The city of La Paz, founded in 1548 as a waypoint between Lima (Peru) and Potosi (with its silver mines), nestled in a canyon on the Altiplano, with Illimani (21,122') towering behind. A revolution in 1952 ended the fuedal system created by the Spaniards and freed the Aymara from serfdom (until then, you could buy land with Indian families as part of the deal). They promptly moved to the city looking for jobs. Today, the suburb of El Alto sprawls up onto the Altiplano (at 13,400') above La Paz from where it casts its shadow. This suburb is now larger than La Paz and wielded enough political power to create the next revolution: the election of Evo Morales in 2005.





In a country where Eduardo Galeano's Open Veins of Latin America is mandatory reading for high school students (this is the book Hugo Chavez gave to Obama), history is everything. Bolivia may be the wealthiest country in the world in terms of the value of natural resources taken out of it. Silver from the mines of Potosi fueled the European Renaissance, and they have more minerals than one can imagine. They've lost three portions of the country in wars over rubber (to Brazil), nitrates (to Chile), and oil (to Paraguay). It was a plan to export natural gas to California (while El Alto freezes at 13,400' with no heat) that ultimately led to the election of Evo Morales, said to be the first indigenous head of state in the Western Hemisphere in 500 years. He is also the first Bolivian leader to seek to distribute some of the nation's wealth to the poor. The Aymara view him as a fulfillment of prophecy, and a successor to Tupac Katari, who led an Indian uprising and laid siege to La Paz in 1781. He was drawn-and-quartered, but not before uttering his famous last words, "I will return and it will be in the millions." (Yes, the modern rap star was named after him.) The flag behind Tupac is the wipala, symbol of the indigenous peoples and now an official co-national flag of Bolivia. When Evo was elected, he held a moment of silence for fallen populist leaders such as Che Guevara, who was killed in Bolivia and whose new statue of scrap metal now towers above El Alto.


Pro-Evo grafitti is everywhere in the highlands. This one thanks Evo for a small stipend to children for school supplies. MAS stands for "Movement toward Socialism", Evo's party, and also a play on words. Because Evo has raised the government royalty on exported natural gas, government revenues have increased six-fold. Many communities around Sorata were getting bridges, paved roads (or roads where there were trails), and electricity.
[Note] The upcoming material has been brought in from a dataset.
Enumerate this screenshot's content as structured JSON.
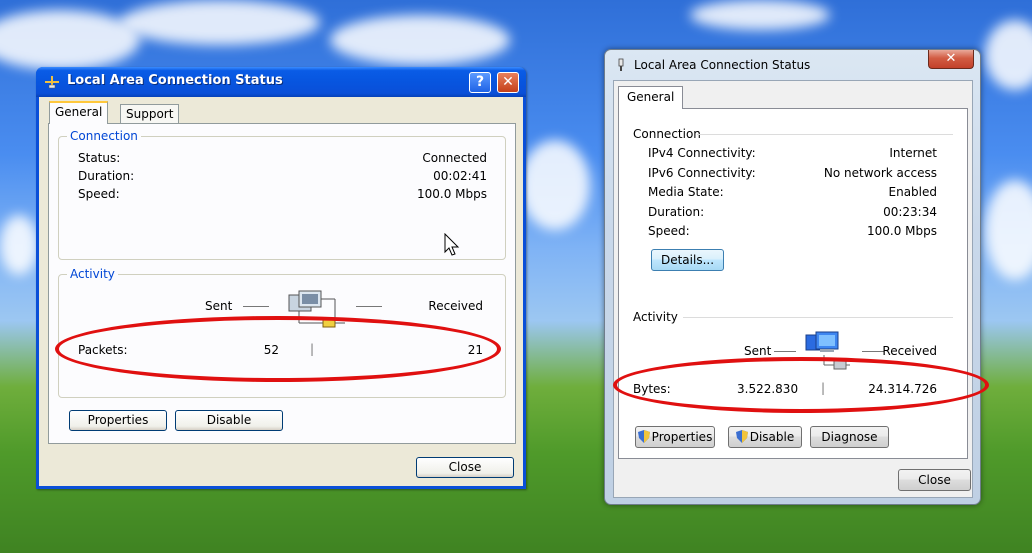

Capitalism is alive and well on the streets of La Paz (the socialism only applies to large resource extraction industries). One tourist map even highlighted the "Pirate DVD Market". We also drank coca tea daily, as it helps one deal with the elevation. This product is illegal in the US, except for Coca-Cola, which has permission from the Drug Enforcement Agency (DEA) to import 100 metric tons of leaf annually (mostly from Peru). The cocaine is extracted and used for anethetics, but the leaf still flavors the soda. It's official US policy to eradicate all coca, even though the tea and the leaves have long been a staple of the local culture (for 4,000 years). In the 1980s, the DEA-funded and trained a para-military police force that waged a virtual war on coca growers, at one point beating Evo Morales and leaving him for dead. When he became president in 2006, he kicked out the DEA.


Indigenous beliefs persist strongly. Dried llama fetuses are sold here alongside enough charms, amulets, and potions to rival Diagon Alley. We saw a businessman carefully arranging and buying a custom offering plate to Pachamama (earth mother goddess), complete with a llama fetus decorated with silver tinsel.



It was winter there, which is the dry season. Usually it was clear, with highs in the 70s and lows in the 30s or 40s. But one day it snowed in El Alto, which didn't stop the local kids from playing soccer.



San Francisco Cathedral in La Paz, where the cobblestones have been worn smooth by 400 years of foot traffic. A portrait of Machu Picchu in a local restaurant, deliberately hung sideways to reveal the hidden Incan in the mountains. They believe their civilization goes in 500-year cycles of good and bad, and that Evo heralds the rise of the indigenous people of the Andes after five centuries of subjugation.

We visited a women's cooperative where they made alpaca-wool scarves and other items.